At NAU, where the Coconino County reports just 31 positive Covid-19 tests, 2,500 of the university’s 29,000 students will be tested weekly on a random basis. The testing is required for students when their names are drawn.
As a potential pledge, Hinderaker has seen some gatherings of 50-75 people at ASU fraternities. He considers the gatherings a necessary evil, because getting a bid from a fraternity without attending is almost impossible.
“I kind of took the mindset that if I get it, I get it, I guess,” he said.
By the start of this week, 775 of ASU’s 74,500 students and 28 faculty and staff had tested positive, the university said in an online update. Among 12,131 students who live on ASU’s three campuses scattered around metropolitan Phoenix, 670 are in isolation after testing positive. The remainder live off campus and have been asked to isolate.
ASU started the semester offering classes in person or online, whichever students preferred, a stance that will continue until further notice at the state’s largest university. If the situation worsens, most classes would be online with live attendance only for classes that require it, such as performance arts or science labs.
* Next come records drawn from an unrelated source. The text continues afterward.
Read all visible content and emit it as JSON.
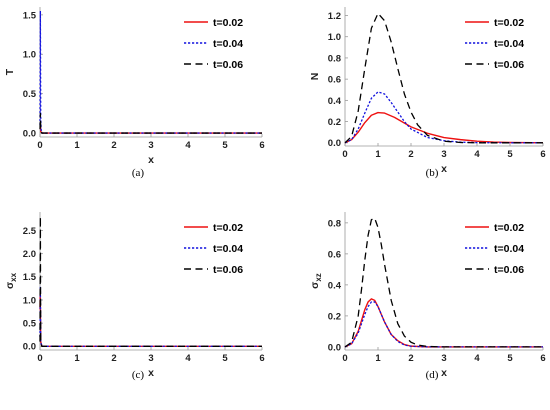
{
  "legend_labels": [
    "t=0.02",
    "t=0.04",
    "t=0.06"
  ],
  "series_colors": [
    "#ee1111",
    "#1111dd",
    "#000000"
  ],
  "chart_data": [
    {
      "type": "line",
      "caption": "(a)",
      "xlabel": "x",
      "ylabel": "T",
      "ylabel_sub": "",
      "xlim": [
        0,
        6
      ],
      "ylim": [
        -0.05,
        1.6
      ],
      "xticks": [
        "0",
        "1",
        "2",
        "3",
        "4",
        "5",
        "6"
      ],
      "yticks": [
        "0.0",
        "0.5",
        "1.0",
        "1.5"
      ],
      "legend_position": "top-right",
      "series": [
        {
          "name": "t=0.02",
          "style": "solid",
          "x": [
            0,
            0.01,
            0.02,
            0.05,
            6
          ],
          "y": [
            0.1,
            0.1,
            0.02,
            0,
            0
          ]
        },
        {
          "name": "t=0.04",
          "style": "dotted",
          "x": [
            0,
            0.01,
            0.015,
            0.02,
            0.03,
            0.05,
            6
          ],
          "y": [
            0.1,
            1.55,
            0.9,
            0.2,
            0.05,
            0,
            0
          ]
        },
        {
          "name": "t=0.06",
          "style": "dashed",
          "x": [
            0,
            0.01,
            0.02,
            0.05,
            6
          ],
          "y": [
            0.05,
            0.25,
            0.05,
            0,
            0
          ]
        }
      ]
    },
    {
      "type": "line",
      "caption": "(b)",
      "xlabel": "x",
      "ylabel": "N",
      "ylabel_sub": "",
      "xlim": [
        0,
        6
      ],
      "ylim": [
        -0.03,
        1.28
      ],
      "xticks": [
        "0",
        "1",
        "2",
        "3",
        "4",
        "5",
        "6"
      ],
      "yticks": [
        "0.0",
        "0.2",
        "0.4",
        "0.6",
        "0.8",
        "1.0",
        "1.2"
      ],
      "legend_position": "top-right",
      "series": [
        {
          "name": "t=0.02",
          "style": "solid",
          "x": [
            0,
            0.2,
            0.4,
            0.6,
            0.8,
            1.0,
            1.2,
            1.5,
            2.0,
            2.5,
            3.0,
            3.5,
            4.0,
            4.5,
            5.0,
            6.0
          ],
          "y": [
            0,
            0.03,
            0.1,
            0.19,
            0.26,
            0.285,
            0.28,
            0.24,
            0.15,
            0.09,
            0.05,
            0.03,
            0.015,
            0.007,
            0.003,
            0
          ]
        },
        {
          "name": "t=0.04",
          "style": "dotted",
          "x": [
            0,
            0.2,
            0.4,
            0.6,
            0.8,
            1.0,
            1.2,
            1.4,
            1.6,
            1.8,
            2.0,
            2.5,
            3.0,
            3.5,
            4.0,
            5.0,
            6.0
          ],
          "y": [
            0,
            0.03,
            0.13,
            0.28,
            0.42,
            0.48,
            0.46,
            0.38,
            0.29,
            0.2,
            0.13,
            0.05,
            0.02,
            0.006,
            0.002,
            0,
            0
          ]
        },
        {
          "name": "t=0.06",
          "style": "dashed",
          "x": [
            0,
            0.2,
            0.4,
            0.6,
            0.8,
            1.0,
            1.2,
            1.4,
            1.6,
            1.8,
            2.0,
            2.2,
            2.5,
            3.0,
            3.5,
            4.0,
            5.0,
            6.0
          ],
          "y": [
            0,
            0.06,
            0.3,
            0.7,
            1.08,
            1.22,
            1.15,
            0.95,
            0.7,
            0.46,
            0.29,
            0.17,
            0.07,
            0.015,
            0.003,
            0,
            0,
            0
          ]
        }
      ]
    },
    {
      "type": "line",
      "caption": "(c)",
      "xlabel": "x",
      "ylabel": "σ",
      "ylabel_sub": "xx",
      "xlim": [
        0,
        6
      ],
      "ylim": [
        -0.08,
        2.9
      ],
      "xticks": [
        "0",
        "1",
        "2",
        "3",
        "4",
        "5",
        "6"
      ],
      "yticks": [
        "0.0",
        "0.5",
        "1.0",
        "1.5",
        "2.0",
        "2.5"
      ],
      "legend_position": "top-right",
      "series": [
        {
          "name": "t=0.02",
          "style": "solid",
          "x": [
            0,
            0.005,
            0.01,
            0.02,
            0.05,
            6
          ],
          "y": [
            0.8,
            1.15,
            0.9,
            0.1,
            0,
            0
          ]
        },
        {
          "name": "t=0.04",
          "style": "dotted",
          "x": [
            0,
            0.01,
            0.02,
            0.05,
            6
          ],
          "y": [
            0.2,
            1.3,
            0.1,
            0,
            0
          ]
        },
        {
          "name": "t=0.06",
          "style": "dashed",
          "x": [
            0,
            0.01,
            0.015,
            0.02,
            0.05,
            6
          ],
          "y": [
            0.1,
            2.8,
            1.2,
            0.1,
            0,
            0
          ]
        }
      ]
    },
    {
      "type": "line",
      "caption": "(d)",
      "xlabel": "x",
      "ylabel": "σ",
      "ylabel_sub": "xz",
      "xlim": [
        0,
        6
      ],
      "ylim": [
        -0.02,
        0.87
      ],
      "xticks": [
        "0",
        "1",
        "2",
        "3",
        "4",
        "5",
        "6"
      ],
      "yticks": [
        "0.0",
        "0.2",
        "0.4",
        "0.6",
        "0.8"
      ],
      "legend_position": "top-right",
      "series": [
        {
          "name": "t=0.02",
          "style": "solid",
          "x": [
            0,
            0.2,
            0.4,
            0.5,
            0.6,
            0.7,
            0.8,
            0.9,
            1.0,
            1.1,
            1.2,
            1.4,
            1.6,
            1.8,
            2.0,
            2.5,
            3.0,
            4.0,
            6.0
          ],
          "y": [
            0,
            0.02,
            0.1,
            0.17,
            0.24,
            0.29,
            0.31,
            0.3,
            0.26,
            0.21,
            0.16,
            0.08,
            0.04,
            0.015,
            0.005,
            0,
            0,
            0,
            0
          ]
        },
        {
          "name": "t=0.04",
          "style": "dotted",
          "x": [
            0,
            0.2,
            0.4,
            0.5,
            0.6,
            0.7,
            0.8,
            0.9,
            1.0,
            1.1,
            1.2,
            1.4,
            1.6,
            1.8,
            2.0,
            2.5,
            3.0,
            4.0,
            6.0
          ],
          "y": [
            0,
            0.02,
            0.09,
            0.15,
            0.21,
            0.26,
            0.29,
            0.29,
            0.26,
            0.21,
            0.16,
            0.08,
            0.035,
            0.012,
            0.004,
            0,
            0,
            0,
            0
          ]
        },
        {
          "name": "t=0.06",
          "style": "dashed",
          "x": [
            0,
            0.2,
            0.4,
            0.5,
            0.6,
            0.7,
            0.8,
            0.9,
            1.0,
            1.1,
            1.2,
            1.4,
            1.6,
            1.8,
            2.0,
            2.2,
            2.5,
            3.0,
            4.0,
            6.0
          ],
          "y": [
            0,
            0.03,
            0.2,
            0.37,
            0.56,
            0.72,
            0.82,
            0.83,
            0.77,
            0.66,
            0.53,
            0.3,
            0.15,
            0.07,
            0.03,
            0.012,
            0.003,
            0,
            0,
            0
          ]
        }
      ]
    }
  ]
}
The school moved on Thursday to stepped-up monitoring and stiffer compliance measures. Repeat violators of campus health rules will be removed. Guests will be limited to one per room and must live in the same building.
Hinderaker has been tested three times — all negative — since he got there. The Tucson native sees a lot of students ignoring social distancing and mask rules. He wonders if the school made a mistake allowing visitors to intermingle among dorms when the campus opened.
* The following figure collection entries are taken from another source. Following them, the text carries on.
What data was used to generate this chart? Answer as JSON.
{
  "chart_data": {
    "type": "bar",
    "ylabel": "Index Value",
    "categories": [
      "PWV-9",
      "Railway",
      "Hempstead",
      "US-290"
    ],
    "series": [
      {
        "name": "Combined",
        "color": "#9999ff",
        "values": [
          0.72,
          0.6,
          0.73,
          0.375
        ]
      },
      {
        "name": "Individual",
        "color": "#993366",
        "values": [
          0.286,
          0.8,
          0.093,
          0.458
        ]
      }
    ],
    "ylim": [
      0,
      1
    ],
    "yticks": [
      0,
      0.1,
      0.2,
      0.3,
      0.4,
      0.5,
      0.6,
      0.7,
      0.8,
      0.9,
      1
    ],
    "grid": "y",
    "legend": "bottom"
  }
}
It might have been better to start with the restrictions imposed this week, then loosen them as needed, he said.
“Pretty much all of my friends have gotten it, my close friends from Tucson,” he said. “I’ve been bringing them food.”
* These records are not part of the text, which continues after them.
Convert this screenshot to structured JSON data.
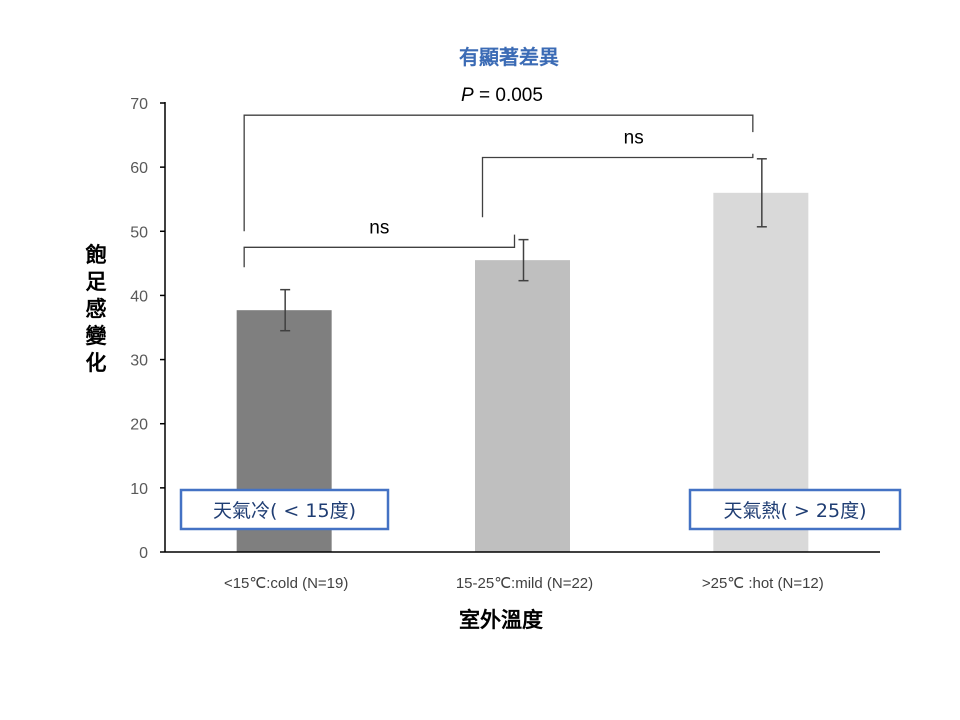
{
  "chart_data": {
    "type": "bar",
    "title": "有顯著差異",
    "xlabel": "室外溫度",
    "ylabel": "飽足感變化",
    "ylim": [
      0,
      70
    ],
    "yticks": [
      "0",
      "10",
      "20",
      "30",
      "40",
      "50",
      "60",
      "70"
    ],
    "categories": [
      "<15℃:cold (N=19)",
      "15-25℃:mild (N=22)",
      ">25℃ :hot (N=12)"
    ],
    "values": [
      37.7,
      45.5,
      56.0
    ],
    "error": [
      3.2,
      3.2,
      5.3
    ],
    "colors": [
      "#7f7f7f",
      "#bfbfbf",
      "#d9d9d9"
    ],
    "comparisons": [
      {
        "from": 0,
        "to": 2,
        "label_italic": "P",
        "label_rest": " = 0.005",
        "level": 68.1
      },
      {
        "from": 1,
        "to": 2,
        "label": "ns",
        "level": 61.5
      },
      {
        "from": 0,
        "to": 1,
        "label": "ns",
        "level": 47.5
      }
    ],
    "annotations": [
      {
        "text": "天氣冷( < 15度)",
        "category": 0
      },
      {
        "text": "天氣熱( > 25度)",
        "category": 2
      }
    ],
    "grid": false,
    "legend": "none"
  }
}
ASU students now face a Sept. 30 deadline after which they can no longer get a refund on room and board fees, should the campus be closed.
All University of Arizona students are tested when they arrive on campus, and antibody testing of sewage recently allowed the university to head off an outbreak, Robbins said.
After sewage from one dorm showed antibodies, the university tested more than 300 students in nine hours. Three students with Covid-19 were identified and isolated, preventing further spread.
The UA president acknowledged that an uptick in cases was expected when students returned.
“But what we don’t want is to have a huge outbreak on campus,” Robbins said.
As of Wednesday, the campus had seen 397 positive Covid-19 tests and 54 students were living in an isolation dorm after testing positive.
Richard Carmona, a former U.S. surgeon general who is leading a UA re-entry task force, said numbers at UA are trending downward, including an Rt of 0.85, meaning the disease is contracting, not spreading.
Health ambassadors from the UA public health college are talking to campus groups as influencers, and university officials are meeting with business managers near campus — bars, restaurants, apartments, etc. — to coordinate efforts where possible.
“Every touch point we have available, we have touched,” he said.
Robbins said the college is aware of some planned parties for Labor Day weekend. The school knows where they are planned and will head them off. Ultimately, it’s up to individuals to follow the rules.
“This really isn’t all that difficult,” he said. “Wash your hands, wear a mask, and keep your distance from other people.”